Slentrol - inibidor de apetite para cães, da Pfizer. Como nem sempre é fácil mudar a rotina de um cão obeso, através de modificações na dieta e do aumento de exercícios, o Slentrol é uma opção a ser considerada nos casos mais complicados, de acordo com a avaliação de um médico veterinário.

Reconcile - produzido pelo laboratório Eli Lilly, trata a ansiedade de separação canina. Composto pelo mesmo princípio ativo do Prozac - fluoxetina - é indicado para aqueles cães que não suportam ficar algumas horas separados de seus donos, compensando a frustração na destruição de tudo que estiver ao alcance deles. O uso do Reconcile deve ser feito em conjunto com um esquema de condicionamento para se corrigir o comportamento ansioso do cão.

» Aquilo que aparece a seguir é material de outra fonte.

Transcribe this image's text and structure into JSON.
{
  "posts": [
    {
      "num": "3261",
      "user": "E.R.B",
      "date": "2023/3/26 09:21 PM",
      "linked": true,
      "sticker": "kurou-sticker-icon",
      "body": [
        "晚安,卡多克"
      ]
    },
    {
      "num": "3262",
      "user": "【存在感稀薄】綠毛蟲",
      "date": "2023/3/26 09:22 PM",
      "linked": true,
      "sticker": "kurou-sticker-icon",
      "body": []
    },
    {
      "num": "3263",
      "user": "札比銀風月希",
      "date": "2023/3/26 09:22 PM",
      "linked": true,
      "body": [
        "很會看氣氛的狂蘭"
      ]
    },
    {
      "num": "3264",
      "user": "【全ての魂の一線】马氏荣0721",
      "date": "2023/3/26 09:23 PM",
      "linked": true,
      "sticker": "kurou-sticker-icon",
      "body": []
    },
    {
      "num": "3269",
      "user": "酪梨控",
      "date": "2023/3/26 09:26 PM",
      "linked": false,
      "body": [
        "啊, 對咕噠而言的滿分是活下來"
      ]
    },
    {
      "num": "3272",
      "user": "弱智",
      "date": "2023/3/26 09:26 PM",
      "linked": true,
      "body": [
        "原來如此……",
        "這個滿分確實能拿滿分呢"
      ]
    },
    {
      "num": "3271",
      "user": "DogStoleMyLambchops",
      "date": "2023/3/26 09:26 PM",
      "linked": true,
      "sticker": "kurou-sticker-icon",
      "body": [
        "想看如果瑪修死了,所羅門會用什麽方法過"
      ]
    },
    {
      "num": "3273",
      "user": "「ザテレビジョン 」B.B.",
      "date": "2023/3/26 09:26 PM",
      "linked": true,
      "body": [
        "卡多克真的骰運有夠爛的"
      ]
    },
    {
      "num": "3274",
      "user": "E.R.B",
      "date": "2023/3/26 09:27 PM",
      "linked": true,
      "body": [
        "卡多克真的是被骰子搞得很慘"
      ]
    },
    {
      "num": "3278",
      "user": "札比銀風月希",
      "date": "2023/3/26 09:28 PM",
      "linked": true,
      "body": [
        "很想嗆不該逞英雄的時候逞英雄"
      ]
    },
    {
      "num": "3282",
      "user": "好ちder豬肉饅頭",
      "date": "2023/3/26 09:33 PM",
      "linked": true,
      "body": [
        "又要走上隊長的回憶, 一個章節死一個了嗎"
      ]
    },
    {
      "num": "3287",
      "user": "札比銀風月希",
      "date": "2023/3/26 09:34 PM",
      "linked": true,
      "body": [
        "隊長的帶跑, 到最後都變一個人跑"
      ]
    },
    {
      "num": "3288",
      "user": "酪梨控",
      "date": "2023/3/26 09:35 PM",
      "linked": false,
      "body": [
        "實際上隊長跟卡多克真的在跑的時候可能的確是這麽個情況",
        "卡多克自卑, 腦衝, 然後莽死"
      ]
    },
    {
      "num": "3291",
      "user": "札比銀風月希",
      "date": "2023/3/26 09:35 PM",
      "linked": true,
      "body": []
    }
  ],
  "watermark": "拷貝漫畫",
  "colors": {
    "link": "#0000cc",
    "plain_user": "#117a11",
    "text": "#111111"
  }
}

Vacina contra o melanoma canino - produzida pela Merial, essa vacina é considerada a primeira do gênero, indicada para prolongar a vida dos cães acometidos por esse tipo de câncer. Inova também na forma de aplicação, sem a necessidade de agulhas, pela via transdérmica (absorção através da pele, resultando em uma administração lenta e contínua, que potencializa o efeito da vacina). A Merial espera que algumas descobertas a partir desse produto - no momento, comercializado sob licença provisória do Departamento de Agricultura dos EUA - possam beneficiar os humanos também.